Aşk -insanı veya ilahi- varlıkları bir hizaya getirir: bir yosmayı veya Tanrı'yı sevmek, aynı hareketin önceden kabulüdür: İki durumda da bir yaratık itkisini izliyorsunuzdur. Yalnızca nesne değişmektedir; ama tapınma ihtiyacının bir bahanesi olduğu ve onca kurtuluş yolundan birinin de Tanrı olduğu anda, bu ne önem arzeder ki?
Keyfim yerinde: Tanrı iyi. Ağlamaklıyım: Tanrı kötü. İlgisizim: Tanrı tarafsız. İçine girdiğim haller O'na mütekabil sıfatları verir; bilgiyi sevdiğimde O her şeyi bilir, kuvvete taptığımda da O her şeye kadirdir.
Doğrularımız atalarımızınkilerden daha değerli değildir. Onların mitoslarının ve simgelerinin yerine kavramlar koymuş olmakla kendimizi ilerlemiş zannederiz; ama bu mitoslar ve simgeler, bizim kavramlarımızdan daha az şey ifade etmezler.

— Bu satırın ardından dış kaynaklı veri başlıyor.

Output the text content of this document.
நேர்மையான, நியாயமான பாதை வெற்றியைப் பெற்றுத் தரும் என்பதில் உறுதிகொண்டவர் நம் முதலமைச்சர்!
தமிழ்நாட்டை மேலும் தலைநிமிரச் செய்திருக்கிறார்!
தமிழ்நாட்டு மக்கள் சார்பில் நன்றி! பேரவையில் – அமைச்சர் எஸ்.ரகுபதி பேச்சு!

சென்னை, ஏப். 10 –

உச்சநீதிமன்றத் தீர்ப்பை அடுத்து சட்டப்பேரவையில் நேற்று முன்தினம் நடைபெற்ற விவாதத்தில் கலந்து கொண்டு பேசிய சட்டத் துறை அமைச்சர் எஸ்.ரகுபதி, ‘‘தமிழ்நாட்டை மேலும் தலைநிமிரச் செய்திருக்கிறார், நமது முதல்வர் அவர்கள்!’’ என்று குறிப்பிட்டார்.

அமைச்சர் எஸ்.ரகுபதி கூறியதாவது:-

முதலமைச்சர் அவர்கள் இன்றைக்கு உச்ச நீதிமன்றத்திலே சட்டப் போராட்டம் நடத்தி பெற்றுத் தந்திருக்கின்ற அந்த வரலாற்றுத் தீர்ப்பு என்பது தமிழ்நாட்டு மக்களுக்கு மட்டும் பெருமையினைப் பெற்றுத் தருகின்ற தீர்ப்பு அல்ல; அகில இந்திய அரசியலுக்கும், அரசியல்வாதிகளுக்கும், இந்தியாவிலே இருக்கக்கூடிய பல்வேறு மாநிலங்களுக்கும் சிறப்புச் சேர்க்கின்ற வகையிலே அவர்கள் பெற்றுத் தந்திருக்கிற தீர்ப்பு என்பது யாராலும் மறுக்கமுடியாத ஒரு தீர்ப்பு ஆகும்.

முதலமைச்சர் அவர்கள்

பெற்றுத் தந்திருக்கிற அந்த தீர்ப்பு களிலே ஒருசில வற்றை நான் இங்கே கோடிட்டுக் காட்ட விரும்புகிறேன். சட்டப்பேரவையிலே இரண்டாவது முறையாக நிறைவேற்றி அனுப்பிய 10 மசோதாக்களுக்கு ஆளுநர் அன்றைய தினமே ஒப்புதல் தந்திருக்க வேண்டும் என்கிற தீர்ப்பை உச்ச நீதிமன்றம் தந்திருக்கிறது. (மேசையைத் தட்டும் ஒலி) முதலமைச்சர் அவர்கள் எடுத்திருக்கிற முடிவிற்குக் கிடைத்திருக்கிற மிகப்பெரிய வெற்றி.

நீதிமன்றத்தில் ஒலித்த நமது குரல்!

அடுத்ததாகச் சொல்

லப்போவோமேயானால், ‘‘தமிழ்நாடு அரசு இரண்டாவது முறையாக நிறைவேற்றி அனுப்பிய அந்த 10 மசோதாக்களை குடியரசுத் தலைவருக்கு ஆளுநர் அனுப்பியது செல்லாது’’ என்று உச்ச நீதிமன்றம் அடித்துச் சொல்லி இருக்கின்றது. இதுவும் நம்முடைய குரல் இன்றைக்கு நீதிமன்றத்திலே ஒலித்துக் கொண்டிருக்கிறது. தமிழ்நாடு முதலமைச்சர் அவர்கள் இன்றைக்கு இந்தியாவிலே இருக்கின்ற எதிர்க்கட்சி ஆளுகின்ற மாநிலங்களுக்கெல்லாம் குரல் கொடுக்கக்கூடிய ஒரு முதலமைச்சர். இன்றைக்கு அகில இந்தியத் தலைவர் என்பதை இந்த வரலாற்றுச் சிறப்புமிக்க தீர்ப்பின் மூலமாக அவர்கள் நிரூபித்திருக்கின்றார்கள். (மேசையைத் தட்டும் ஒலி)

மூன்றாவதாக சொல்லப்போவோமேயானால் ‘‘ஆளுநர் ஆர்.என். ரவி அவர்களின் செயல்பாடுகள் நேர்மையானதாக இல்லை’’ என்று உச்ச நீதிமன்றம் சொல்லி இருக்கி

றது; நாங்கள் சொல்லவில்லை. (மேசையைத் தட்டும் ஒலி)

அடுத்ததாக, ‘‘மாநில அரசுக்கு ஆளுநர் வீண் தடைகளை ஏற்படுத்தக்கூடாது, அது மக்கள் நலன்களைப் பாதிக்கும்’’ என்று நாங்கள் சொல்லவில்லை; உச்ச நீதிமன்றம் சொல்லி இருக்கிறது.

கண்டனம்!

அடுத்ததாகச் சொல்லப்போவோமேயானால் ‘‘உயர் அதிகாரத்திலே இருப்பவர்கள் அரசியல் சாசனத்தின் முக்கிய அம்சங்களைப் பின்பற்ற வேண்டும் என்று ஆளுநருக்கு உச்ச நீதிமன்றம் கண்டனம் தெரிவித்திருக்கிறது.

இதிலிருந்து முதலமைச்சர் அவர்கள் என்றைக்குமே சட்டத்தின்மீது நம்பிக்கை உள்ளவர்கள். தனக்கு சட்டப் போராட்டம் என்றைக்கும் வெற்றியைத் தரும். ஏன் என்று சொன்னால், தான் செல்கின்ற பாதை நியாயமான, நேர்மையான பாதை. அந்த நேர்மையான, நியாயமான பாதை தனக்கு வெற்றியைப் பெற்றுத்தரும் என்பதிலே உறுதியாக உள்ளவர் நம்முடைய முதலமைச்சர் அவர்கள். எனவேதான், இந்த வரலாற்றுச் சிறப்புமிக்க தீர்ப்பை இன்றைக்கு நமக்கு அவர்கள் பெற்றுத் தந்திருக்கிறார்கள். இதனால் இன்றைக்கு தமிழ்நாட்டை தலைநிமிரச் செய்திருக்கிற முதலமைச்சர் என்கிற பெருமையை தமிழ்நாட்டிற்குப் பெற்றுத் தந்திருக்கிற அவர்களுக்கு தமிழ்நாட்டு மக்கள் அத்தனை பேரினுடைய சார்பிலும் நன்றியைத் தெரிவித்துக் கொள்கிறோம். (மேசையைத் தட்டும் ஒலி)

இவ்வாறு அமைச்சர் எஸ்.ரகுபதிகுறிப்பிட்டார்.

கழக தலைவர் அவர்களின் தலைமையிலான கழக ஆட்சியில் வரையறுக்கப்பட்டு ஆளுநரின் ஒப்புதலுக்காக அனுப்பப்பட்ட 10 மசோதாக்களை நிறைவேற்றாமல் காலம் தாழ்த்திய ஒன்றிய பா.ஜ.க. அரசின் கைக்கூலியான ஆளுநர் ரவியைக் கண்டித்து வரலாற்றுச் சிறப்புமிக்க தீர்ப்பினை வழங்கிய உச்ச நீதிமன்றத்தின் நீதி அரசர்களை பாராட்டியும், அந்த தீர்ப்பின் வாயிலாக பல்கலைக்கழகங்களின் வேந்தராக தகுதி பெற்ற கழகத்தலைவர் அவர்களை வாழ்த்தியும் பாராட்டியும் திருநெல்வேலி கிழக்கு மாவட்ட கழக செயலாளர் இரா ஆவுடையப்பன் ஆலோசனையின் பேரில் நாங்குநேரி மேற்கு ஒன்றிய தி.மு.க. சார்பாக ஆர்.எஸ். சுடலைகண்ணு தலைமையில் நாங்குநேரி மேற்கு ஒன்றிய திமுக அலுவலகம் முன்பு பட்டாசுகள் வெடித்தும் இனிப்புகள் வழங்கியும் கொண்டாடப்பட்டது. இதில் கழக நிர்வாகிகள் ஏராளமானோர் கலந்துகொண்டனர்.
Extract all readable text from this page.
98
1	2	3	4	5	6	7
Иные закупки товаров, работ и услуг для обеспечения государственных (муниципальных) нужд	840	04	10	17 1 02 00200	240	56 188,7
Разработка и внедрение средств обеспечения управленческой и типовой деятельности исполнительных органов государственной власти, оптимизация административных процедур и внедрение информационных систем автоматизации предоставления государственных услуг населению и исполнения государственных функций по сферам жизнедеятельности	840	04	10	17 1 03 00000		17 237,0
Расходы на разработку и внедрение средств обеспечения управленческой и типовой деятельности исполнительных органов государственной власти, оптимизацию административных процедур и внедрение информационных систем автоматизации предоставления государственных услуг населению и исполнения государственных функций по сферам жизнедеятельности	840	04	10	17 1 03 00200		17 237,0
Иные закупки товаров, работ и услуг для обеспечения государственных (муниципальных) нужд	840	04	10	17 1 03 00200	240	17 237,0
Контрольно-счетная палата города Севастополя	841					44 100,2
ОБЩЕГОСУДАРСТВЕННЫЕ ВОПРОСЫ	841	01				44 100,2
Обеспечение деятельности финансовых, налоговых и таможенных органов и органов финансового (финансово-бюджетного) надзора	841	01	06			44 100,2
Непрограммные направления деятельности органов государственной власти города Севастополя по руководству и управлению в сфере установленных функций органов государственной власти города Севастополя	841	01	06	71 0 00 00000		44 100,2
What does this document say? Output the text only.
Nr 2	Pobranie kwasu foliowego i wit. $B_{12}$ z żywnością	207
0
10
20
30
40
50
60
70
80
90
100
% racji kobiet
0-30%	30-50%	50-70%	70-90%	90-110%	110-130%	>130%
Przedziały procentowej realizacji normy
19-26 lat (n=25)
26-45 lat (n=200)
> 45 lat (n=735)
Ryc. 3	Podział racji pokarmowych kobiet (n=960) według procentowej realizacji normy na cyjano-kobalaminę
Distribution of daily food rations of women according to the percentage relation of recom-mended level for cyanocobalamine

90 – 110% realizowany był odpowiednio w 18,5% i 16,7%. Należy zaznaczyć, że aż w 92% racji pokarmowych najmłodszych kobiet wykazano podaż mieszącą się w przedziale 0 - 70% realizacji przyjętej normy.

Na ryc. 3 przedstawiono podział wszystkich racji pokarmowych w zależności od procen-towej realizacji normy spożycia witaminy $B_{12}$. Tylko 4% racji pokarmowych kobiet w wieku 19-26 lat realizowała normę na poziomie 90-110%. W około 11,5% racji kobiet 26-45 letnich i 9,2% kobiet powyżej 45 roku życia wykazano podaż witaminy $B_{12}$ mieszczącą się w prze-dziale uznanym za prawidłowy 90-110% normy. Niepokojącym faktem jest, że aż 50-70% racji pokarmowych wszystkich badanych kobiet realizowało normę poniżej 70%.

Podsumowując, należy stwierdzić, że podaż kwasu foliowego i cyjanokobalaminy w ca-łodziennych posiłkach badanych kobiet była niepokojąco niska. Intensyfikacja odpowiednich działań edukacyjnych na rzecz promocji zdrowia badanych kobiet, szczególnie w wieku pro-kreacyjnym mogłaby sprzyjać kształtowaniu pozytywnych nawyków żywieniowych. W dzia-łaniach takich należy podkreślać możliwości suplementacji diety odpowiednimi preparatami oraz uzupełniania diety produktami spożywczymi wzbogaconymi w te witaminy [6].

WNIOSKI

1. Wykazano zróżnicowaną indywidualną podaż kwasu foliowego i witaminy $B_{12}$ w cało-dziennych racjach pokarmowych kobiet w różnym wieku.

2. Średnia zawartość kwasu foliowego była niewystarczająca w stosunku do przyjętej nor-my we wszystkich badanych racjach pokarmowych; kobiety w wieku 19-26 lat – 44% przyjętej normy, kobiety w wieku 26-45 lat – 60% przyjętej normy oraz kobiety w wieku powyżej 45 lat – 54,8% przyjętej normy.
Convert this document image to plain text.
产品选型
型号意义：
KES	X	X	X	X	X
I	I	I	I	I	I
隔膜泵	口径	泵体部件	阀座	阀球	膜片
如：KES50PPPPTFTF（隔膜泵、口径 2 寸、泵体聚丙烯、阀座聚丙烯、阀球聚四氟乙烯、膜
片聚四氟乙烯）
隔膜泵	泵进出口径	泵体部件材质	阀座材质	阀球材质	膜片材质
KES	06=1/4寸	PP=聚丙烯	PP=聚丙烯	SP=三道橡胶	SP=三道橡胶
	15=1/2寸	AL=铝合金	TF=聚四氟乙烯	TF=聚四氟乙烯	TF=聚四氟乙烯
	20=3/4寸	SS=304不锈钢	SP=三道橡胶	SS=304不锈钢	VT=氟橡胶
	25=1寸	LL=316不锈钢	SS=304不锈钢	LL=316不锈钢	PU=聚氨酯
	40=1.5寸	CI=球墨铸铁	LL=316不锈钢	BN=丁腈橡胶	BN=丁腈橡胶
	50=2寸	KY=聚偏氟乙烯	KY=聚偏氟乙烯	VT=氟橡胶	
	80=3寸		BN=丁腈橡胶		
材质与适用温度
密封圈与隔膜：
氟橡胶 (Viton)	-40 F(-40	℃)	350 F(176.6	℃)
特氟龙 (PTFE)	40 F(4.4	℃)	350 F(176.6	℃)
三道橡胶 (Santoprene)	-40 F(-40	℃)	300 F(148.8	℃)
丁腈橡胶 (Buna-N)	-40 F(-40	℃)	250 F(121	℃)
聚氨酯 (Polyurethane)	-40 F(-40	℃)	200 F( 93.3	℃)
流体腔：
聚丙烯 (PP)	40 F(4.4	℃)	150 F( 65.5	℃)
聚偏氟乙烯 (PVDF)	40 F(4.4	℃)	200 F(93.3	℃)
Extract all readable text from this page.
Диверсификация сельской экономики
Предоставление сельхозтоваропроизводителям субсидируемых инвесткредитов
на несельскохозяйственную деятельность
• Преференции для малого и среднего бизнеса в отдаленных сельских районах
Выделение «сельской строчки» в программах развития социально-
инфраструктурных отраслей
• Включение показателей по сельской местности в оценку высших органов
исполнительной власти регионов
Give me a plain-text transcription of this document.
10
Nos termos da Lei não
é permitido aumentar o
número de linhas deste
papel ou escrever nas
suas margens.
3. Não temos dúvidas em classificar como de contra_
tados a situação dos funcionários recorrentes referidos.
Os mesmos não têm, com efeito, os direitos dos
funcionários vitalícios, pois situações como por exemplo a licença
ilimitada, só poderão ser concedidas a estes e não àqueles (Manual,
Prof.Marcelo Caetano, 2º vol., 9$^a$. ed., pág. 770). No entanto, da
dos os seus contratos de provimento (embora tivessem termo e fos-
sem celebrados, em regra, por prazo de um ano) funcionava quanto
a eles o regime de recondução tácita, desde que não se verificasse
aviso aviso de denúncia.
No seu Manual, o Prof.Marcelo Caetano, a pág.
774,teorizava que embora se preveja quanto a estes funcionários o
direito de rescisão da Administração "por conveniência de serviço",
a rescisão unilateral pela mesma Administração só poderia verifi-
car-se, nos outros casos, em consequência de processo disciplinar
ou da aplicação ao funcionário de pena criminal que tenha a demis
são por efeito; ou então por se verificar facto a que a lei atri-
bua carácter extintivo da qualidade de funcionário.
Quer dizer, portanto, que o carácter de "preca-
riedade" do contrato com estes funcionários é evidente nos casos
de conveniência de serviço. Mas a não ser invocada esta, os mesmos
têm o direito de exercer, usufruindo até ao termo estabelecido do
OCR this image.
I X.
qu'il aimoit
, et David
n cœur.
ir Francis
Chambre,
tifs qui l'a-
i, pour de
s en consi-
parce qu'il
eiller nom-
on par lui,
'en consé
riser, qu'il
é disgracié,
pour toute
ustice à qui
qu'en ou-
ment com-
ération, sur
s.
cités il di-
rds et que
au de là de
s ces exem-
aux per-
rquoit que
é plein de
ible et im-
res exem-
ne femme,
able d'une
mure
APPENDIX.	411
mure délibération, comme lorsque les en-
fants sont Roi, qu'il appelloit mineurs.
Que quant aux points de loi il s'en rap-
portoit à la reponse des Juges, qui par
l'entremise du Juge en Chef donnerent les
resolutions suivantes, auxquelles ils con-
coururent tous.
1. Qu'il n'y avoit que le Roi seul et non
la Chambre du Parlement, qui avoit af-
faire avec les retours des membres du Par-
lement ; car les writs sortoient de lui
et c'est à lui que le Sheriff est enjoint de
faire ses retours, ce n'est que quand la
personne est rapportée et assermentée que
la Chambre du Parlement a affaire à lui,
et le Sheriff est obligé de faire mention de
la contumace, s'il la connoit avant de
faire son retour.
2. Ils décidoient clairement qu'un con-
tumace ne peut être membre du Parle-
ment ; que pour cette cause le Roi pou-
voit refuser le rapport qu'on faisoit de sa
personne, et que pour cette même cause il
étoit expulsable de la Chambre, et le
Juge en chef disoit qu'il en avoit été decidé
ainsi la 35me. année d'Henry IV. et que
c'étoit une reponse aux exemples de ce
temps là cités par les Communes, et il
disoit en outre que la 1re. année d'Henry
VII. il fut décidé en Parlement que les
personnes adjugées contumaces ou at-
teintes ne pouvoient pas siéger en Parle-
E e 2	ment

Toplum oluştuğundan beri, ondan kaçmayı istemiş olanlar zulme uğramıştır ya da çeneleri kapatılmıştır. Her şeyiniz affedilir, yeter ki bir mesleğiniz, isminizin bir alt-başlığı, yokluğunuzun üzerinde bir damga olsun.
Arzularımın cenaze merasiminde kafamın karışmasından bezmiş bir halde, nihayet ideal bir bahanem olurdu; zira Cansıkıntısı, hiçbir inanç adına yaşamayıp, hiçbir inanç adına ölmeyenlerin çektikleri azabın adıdır.
Keşke dalgın olabilsem,
O zaman düşüncelerim kederlerimden kopardı.
Topluluklar ancak tiranlıklar altında sağlamlaşır, yüce gönüllü bir rejimde de çözülüp dağılır -o zaman, bir enerji sıçramasıyla özgürlüklerini boğmaya ve kaba ya da taç giymiş gardiyanlarına tapmaya koyulurlar.
Ürküntü devirleri sükunet devirlerini bastırır; insan, olay bolluğundan ziyade olay yokluğundan rahatsız olur; Tarih de onun can sıkıntısını reddetmesinin kanlı ürünüdür.
Kader, mağluplar terminolojisinin gözde sözcüğü.
Bir Hindu prensinin bir sakat,bir yaşlı ve bir ölü görmesi, her şeyi anlamasına yetmiştir; bunları gören bizler ise hiçbir şey anlamayız, zira hayatımızda hiçbir şey değişmez.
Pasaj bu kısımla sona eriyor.